There is no cure. Treatment focuses on symptom management through physical therapy, pain relief, bracing, and lifestyle adaptations (Mayo Clinic).
Can Ehlers-Danlos be prevented?
No, EDS is an inherited genetic condition. Genetic counseling can help families understand recurrence risks (NHS).
Does Ehlers-Danlos affect children differently than adults?

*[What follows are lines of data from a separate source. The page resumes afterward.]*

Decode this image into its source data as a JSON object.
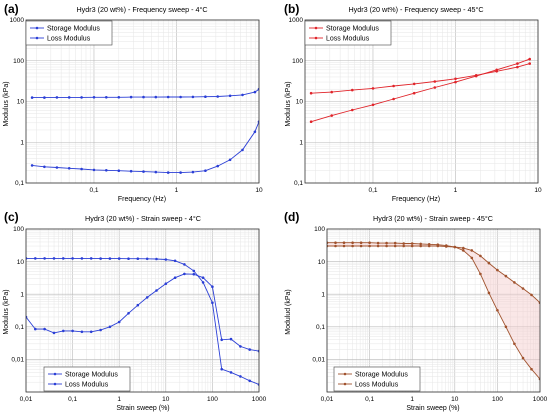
{
  "chart_data": [
    {
      "type": "line",
      "panel_label": "(a)",
      "title": "Hydr3 (20 wt%) - Frequency sweep - 4°C",
      "xlabel": "Frequency (Hz)",
      "ylabel": "Modulus (kPa)",
      "xscale": "log",
      "yscale": "log",
      "xlim": [
        0.015,
        10
      ],
      "ylim": [
        0.1,
        1000
      ],
      "xticks": [
        {
          "v": 0.1,
          "l": "0,1"
        },
        {
          "v": 1,
          "l": "1"
        },
        {
          "v": 10,
          "l": "10"
        }
      ],
      "yticks": [
        {
          "v": 0.1,
          "l": "0,1"
        },
        {
          "v": 1,
          "l": "1"
        },
        {
          "v": 10,
          "l": "10"
        },
        {
          "v": 100,
          "l": "100"
        },
        {
          "v": 1000,
          "l": "1000"
        }
      ],
      "grid": true,
      "legend_position": "top-left",
      "color": "#2b3fd6",
      "series": [
        {
          "name": "Storage Modulus",
          "x": [
            0.0178,
            0.0251,
            0.0355,
            0.0501,
            0.0708,
            0.1,
            0.141,
            0.2,
            0.282,
            0.398,
            0.562,
            0.794,
            1.12,
            1.58,
            2.24,
            3.16,
            4.47,
            6.31,
            8.91,
            10
          ],
          "y": [
            12.5,
            12.5,
            12.6,
            12.6,
            12.6,
            12.7,
            12.7,
            12.7,
            12.8,
            12.8,
            12.8,
            12.9,
            12.9,
            13,
            13.1,
            13.3,
            13.8,
            14.5,
            17,
            20
          ]
        },
        {
          "name": "Loss Modulus",
          "x": [
            0.0178,
            0.0251,
            0.0355,
            0.0501,
            0.0708,
            0.1,
            0.141,
            0.2,
            0.282,
            0.398,
            0.562,
            0.794,
            1.12,
            1.58,
            2.24,
            3.16,
            4.47,
            6.31,
            8.91,
            10
          ],
          "y": [
            0.27,
            0.25,
            0.24,
            0.23,
            0.22,
            0.21,
            0.205,
            0.2,
            0.195,
            0.19,
            0.185,
            0.18,
            0.18,
            0.185,
            0.2,
            0.26,
            0.37,
            0.65,
            1.8,
            3.2
          ]
        }
      ]
    },
    {
      "type": "line",
      "panel_label": "(b)",
      "title": "Hydr3 (20 wt%) - Frequency sweep - 45°C",
      "xlabel": "Frequency (Hz)",
      "ylabel": "Modulus (kPa)",
      "xscale": "log",
      "yscale": "log",
      "xlim": [
        0.015,
        10
      ],
      "ylim": [
        0.1,
        1000
      ],
      "xticks": [
        {
          "v": 0.1,
          "l": "0,1"
        },
        {
          "v": 1,
          "l": "1"
        },
        {
          "v": 10,
          "l": "10"
        }
      ],
      "yticks": [
        {
          "v": 0.1,
          "l": "0,1"
        },
        {
          "v": 1,
          "l": "1"
        },
        {
          "v": 10,
          "l": "10"
        },
        {
          "v": 100,
          "l": "100"
        },
        {
          "v": 1000,
          "l": "1000"
        }
      ],
      "grid": true,
      "legend_position": "top-left",
      "color": "#e0242a",
      "series": [
        {
          "name": "Storage Modulus",
          "x": [
            0.0178,
            0.0316,
            0.0562,
            0.1,
            0.178,
            0.316,
            0.562,
            1,
            1.78,
            3.16,
            5.62,
            7.94
          ],
          "y": [
            16,
            17,
            19,
            21,
            24,
            27,
            31,
            36,
            44,
            55,
            70,
            85
          ]
        },
        {
          "name": "Loss Modulus",
          "x": [
            0.0178,
            0.0316,
            0.0562,
            0.1,
            0.178,
            0.316,
            0.562,
            1,
            1.78,
            3.16,
            5.62,
            7.94
          ],
          "y": [
            3.2,
            4.5,
            6.2,
            8.3,
            11.5,
            16,
            22,
            30,
            42,
            60,
            85,
            110
          ]
        }
      ]
    },
    {
      "type": "line",
      "panel_label": "(c)",
      "title": "Hydr3 (20 wt%) - Strain sweep - 4°C",
      "xlabel": "Strain sweep (%)",
      "ylabel": "Modulus (kPa)",
      "xscale": "log",
      "yscale": "log",
      "xlim": [
        0.01,
        1000
      ],
      "ylim": [
        0.001,
        100
      ],
      "xticks": [
        {
          "v": 0.01,
          "l": "0,01"
        },
        {
          "v": 0.1,
          "l": "0,1"
        },
        {
          "v": 1,
          "l": "1"
        },
        {
          "v": 10,
          "l": "10"
        },
        {
          "v": 100,
          "l": "100"
        },
        {
          "v": 1000,
          "l": "1000"
        }
      ],
      "yticks": [
        {
          "v": 0.01,
          "l": "0,01"
        },
        {
          "v": 0.1,
          "l": "0,1"
        },
        {
          "v": 1,
          "l": "1"
        },
        {
          "v": 10,
          "l": "10"
        },
        {
          "v": 100,
          "l": "100"
        }
      ],
      "grid": true,
      "legend_position": "bottom-left",
      "color": "#2b3fd6",
      "series": [
        {
          "name": "Storage Modulus",
          "x": [
            0.01,
            0.0158,
            0.0251,
            0.0398,
            0.0631,
            0.1,
            0.158,
            0.251,
            0.398,
            0.631,
            1,
            1.58,
            2.51,
            3.98,
            6.31,
            10,
            15.8,
            25.1,
            39.8,
            63.1,
            100,
            158,
            251,
            398,
            631,
            1000
          ],
          "y": [
            12.5,
            12.5,
            12.5,
            12.5,
            12.5,
            12.5,
            12.5,
            12.5,
            12.4,
            12.4,
            12.4,
            12.3,
            12.3,
            12.2,
            12,
            11.6,
            10.6,
            8.2,
            5.2,
            2.3,
            0.55,
            0.005,
            0.004,
            0.003,
            0.0022,
            0.0017
          ]
        },
        {
          "name": "Loss Modulus",
          "x": [
            0.01,
            0.0158,
            0.0251,
            0.0398,
            0.0631,
            0.1,
            0.158,
            0.251,
            0.398,
            0.631,
            1,
            1.58,
            2.51,
            3.98,
            6.31,
            10,
            15.8,
            25.1,
            39.8,
            63.1,
            100,
            158,
            251,
            398,
            631,
            1000
          ],
          "y": [
            0.2,
            0.085,
            0.085,
            0.065,
            0.075,
            0.075,
            0.07,
            0.07,
            0.08,
            0.1,
            0.14,
            0.26,
            0.46,
            0.8,
            1.3,
            2.1,
            3.2,
            4.2,
            4.1,
            3.2,
            1.7,
            0.04,
            0.042,
            0.025,
            0.02,
            0.018
          ]
        }
      ]
    },
    {
      "type": "line",
      "panel_label": "(d)",
      "title": "Hydr3 (20 wt%) - Strain sweep - 45°C",
      "xlabel": "Strain sweep (%)",
      "ylabel": "Modulud (kPa)",
      "xscale": "log",
      "yscale": "log",
      "xlim": [
        0.01,
        1000
      ],
      "ylim": [
        0.001,
        100
      ],
      "xticks": [
        {
          "v": 0.01,
          "l": "0,01"
        },
        {
          "v": 0.1,
          "l": "0,1"
        },
        {
          "v": 1,
          "l": "1"
        },
        {
          "v": 10,
          "l": "10"
        },
        {
          "v": 100,
          "l": "100"
        },
        {
          "v": 1000,
          "l": "1000"
        }
      ],
      "yticks": [
        {
          "v": 0.01,
          "l": "0,01"
        },
        {
          "v": 0.1,
          "l": "0,1"
        },
        {
          "v": 1,
          "l": "1"
        },
        {
          "v": 10,
          "l": "10"
        },
        {
          "v": 100,
          "l": "100"
        }
      ],
      "grid": true,
      "legend_position": "bottom-left",
      "color": "#a0522d",
      "series": [
        {
          "name": "Storage Modulus",
          "x": [
            0.01,
            0.0158,
            0.0251,
            0.0398,
            0.0631,
            0.1,
            0.158,
            0.251,
            0.398,
            0.631,
            1,
            1.58,
            2.51,
            3.98,
            6.31,
            10,
            15.8,
            25.1,
            39.8,
            63.1,
            100,
            158,
            251,
            398,
            631,
            1000
          ],
          "y": [
            38,
            38,
            38,
            38,
            38,
            38,
            37,
            37,
            37,
            36,
            36,
            35,
            34,
            33,
            31,
            28,
            22,
            13,
            4.2,
            1.1,
            0.32,
            0.1,
            0.03,
            0.011,
            0.005,
            0.0025
          ]
        },
        {
          "name": "Loss Modulus",
          "x": [
            0.01,
            0.0158,
            0.0251,
            0.0398,
            0.0631,
            0.1,
            0.158,
            0.251,
            0.398,
            0.631,
            1,
            1.58,
            2.51,
            3.98,
            6.31,
            10,
            15.8,
            25.1,
            39.8,
            63.1,
            100,
            158,
            251,
            398,
            631,
            1000
          ],
          "y": [
            30,
            30,
            30,
            30,
            30,
            30,
            30,
            30,
            30,
            30,
            30,
            30,
            30,
            30,
            29,
            28,
            26,
            22,
            15,
            9,
            5.5,
            3.6,
            2.3,
            1.5,
            0.95,
            0.55
          ]
        }
      ]
    }
  ]
}
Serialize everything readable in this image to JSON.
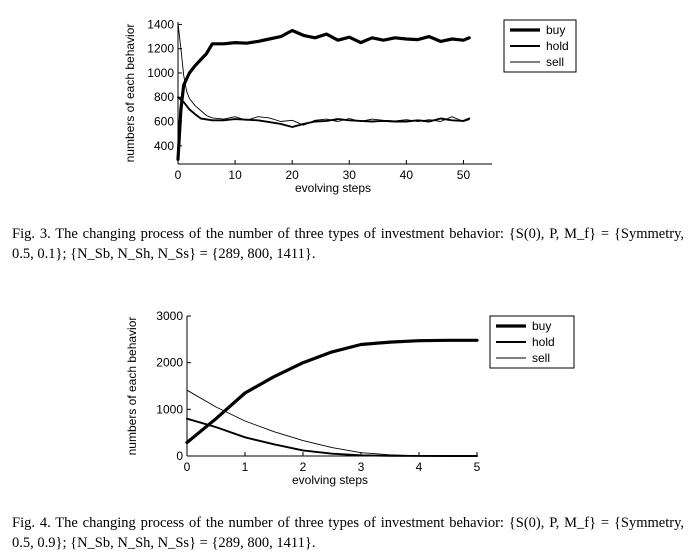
{
  "captions": {
    "fig3": "Fig. 3. The changing process of the number of three types of investment behavior: {S(0), P, M_f} = {Symmetry, 0.5, 0.1}; {N_Sb, N_Sh, N_Ss} = {289, 800, 1411}.",
    "fig4": "Fig. 4. The changing process of the number of three types of investment behavior: {S(0), P, M_f} = {Symmetry, 0.5, 0.9}; {N_Sb, N_Sh, N_Ss} = {289, 800, 1411}."
  },
  "chart_data": [
    {
      "type": "line",
      "xlabel": "evolving steps",
      "ylabel": "numbers of each behavior",
      "xlim": [
        0,
        55
      ],
      "ylim": [
        250,
        1420
      ],
      "x_ticks": [
        "0",
        "10",
        "20",
        "30",
        "40",
        "50"
      ],
      "x_tick_values": [
        0,
        10,
        20,
        30,
        40,
        50
      ],
      "y_ticks": [
        "400",
        "600",
        "800",
        "1000",
        "1200",
        "1400"
      ],
      "y_tick_values": [
        400,
        600,
        800,
        1000,
        1200,
        1400
      ],
      "legend_position": "top-right",
      "series": [
        {
          "name": "buy",
          "line_weight": "thick",
          "x": [
            0,
            0.5,
            1,
            2,
            3,
            4,
            5,
            6,
            8,
            10,
            12,
            14,
            16,
            18,
            20,
            22,
            24,
            26,
            28,
            30,
            32,
            34,
            36,
            38,
            40,
            42,
            44,
            46,
            48,
            50,
            51
          ],
          "values": [
            289,
            700,
            900,
            1000,
            1060,
            1110,
            1160,
            1240,
            1240,
            1250,
            1245,
            1260,
            1280,
            1300,
            1350,
            1310,
            1290,
            1320,
            1270,
            1295,
            1250,
            1290,
            1270,
            1290,
            1280,
            1275,
            1300,
            1260,
            1280,
            1270,
            1290
          ]
        },
        {
          "name": "hold",
          "line_weight": "medium",
          "x": [
            0,
            1,
            2,
            3,
            4,
            6,
            8,
            10,
            12,
            14,
            16,
            18,
            20,
            22,
            24,
            26,
            28,
            30,
            32,
            34,
            36,
            38,
            40,
            42,
            44,
            46,
            48,
            50,
            51
          ],
          "values": [
            800,
            760,
            700,
            660,
            625,
            610,
            610,
            620,
            615,
            610,
            595,
            580,
            555,
            580,
            600,
            605,
            620,
            610,
            605,
            600,
            605,
            600,
            600,
            610,
            600,
            625,
            610,
            605,
            625
          ]
        },
        {
          "name": "sell",
          "line_weight": "thin",
          "x": [
            0,
            0.5,
            1,
            1.5,
            2,
            3,
            4,
            5,
            6,
            8,
            10,
            12,
            14,
            16,
            18,
            20,
            22,
            24,
            26,
            28,
            30,
            32,
            34,
            36,
            38,
            40,
            42,
            44,
            46,
            48,
            50,
            51
          ],
          "values": [
            1411,
            1200,
            980,
            850,
            790,
            730,
            690,
            650,
            630,
            620,
            640,
            610,
            640,
            630,
            600,
            610,
            570,
            610,
            620,
            600,
            625,
            600,
            620,
            610,
            605,
            615,
            600,
            615,
            600,
            640,
            600,
            615
          ]
        }
      ]
    },
    {
      "type": "line",
      "xlabel": "evolving steps",
      "ylabel": "numbers of each behavior",
      "xlim": [
        0,
        5
      ],
      "ylim": [
        0,
        3000
      ],
      "x_ticks": [
        "0",
        "1",
        "2",
        "3",
        "4",
        "5"
      ],
      "x_tick_values": [
        0,
        1,
        2,
        3,
        4,
        5
      ],
      "y_ticks": [
        "0",
        "1000",
        "2000",
        "3000"
      ],
      "y_tick_values": [
        0,
        1000,
        2000,
        3000
      ],
      "legend_position": "top-right",
      "series": [
        {
          "name": "buy",
          "line_weight": "thick",
          "x": [
            0,
            0.5,
            1,
            1.5,
            2,
            2.5,
            3,
            3.5,
            4,
            4.5,
            5
          ],
          "values": [
            289,
            800,
            1350,
            1700,
            2000,
            2230,
            2390,
            2440,
            2470,
            2480,
            2480
          ]
        },
        {
          "name": "hold",
          "line_weight": "medium",
          "x": [
            0,
            0.5,
            1,
            1.5,
            2,
            2.5,
            3,
            3.5,
            4,
            4.5,
            5
          ],
          "values": [
            800,
            620,
            400,
            250,
            120,
            50,
            15,
            5,
            2,
            1,
            0
          ]
        },
        {
          "name": "sell",
          "line_weight": "thin",
          "x": [
            0,
            0.5,
            1,
            1.5,
            2,
            2.5,
            3,
            3.5,
            4,
            4.5,
            5
          ],
          "values": [
            1411,
            1050,
            750,
            520,
            330,
            180,
            70,
            25,
            5,
            2,
            0
          ]
        }
      ]
    }
  ]
}
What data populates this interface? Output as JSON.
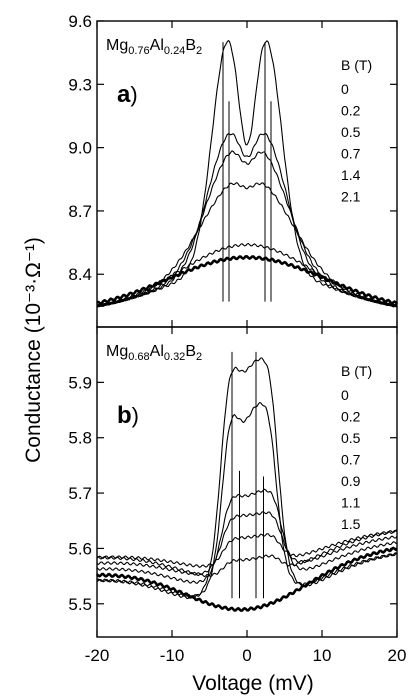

Children often present with joint hypermobility and easy bruising. Symptoms may become more debilitating in adulthood as pain and fatigue accumulate (Cleveland Clinic).
What specialist should I see for EDS?
A rheumatologist or a clinical geneticist is the best starting point. Many patients also see physical therapists, pain specialists, and cardiologists for different aspects of care (UT Southwestern Medical Center).
Is hypermobility the same as Ehlers-Danlos?
No. Hypermobility is a trait; EDS is a disorder. To be diagnosed with hEDS, a person must have hypermobility plus other symptoms (pain, dislocations, skin findings) and meet the 2017 criteria (Ehlers-Danlos Society).
Can Ehlers-Danlos be detected before birth?
For types with a known genetic mutation (all except hEDS), prenatal testing is possible through amniocentesis or chorionic villus sampling (NHS).
Does everyone with EDS have stretchy skin?
No. Skin hyperelasticity varies by type. People with classical EDS typically have very stretchy skin, while those with hEDS may have only mildly stretchy or normal skin (Mayo Clinic).
For adults in the US who suspect EDS, the choice is clear: start documenting your symptoms today, ask your primary care doctor for a Beighton score and a referral to a geneticist, and connect with the Ehlers-Danlos Society for provider directories. Waiting another ten years is not an option — your joints, your skin, and your future self will thank you.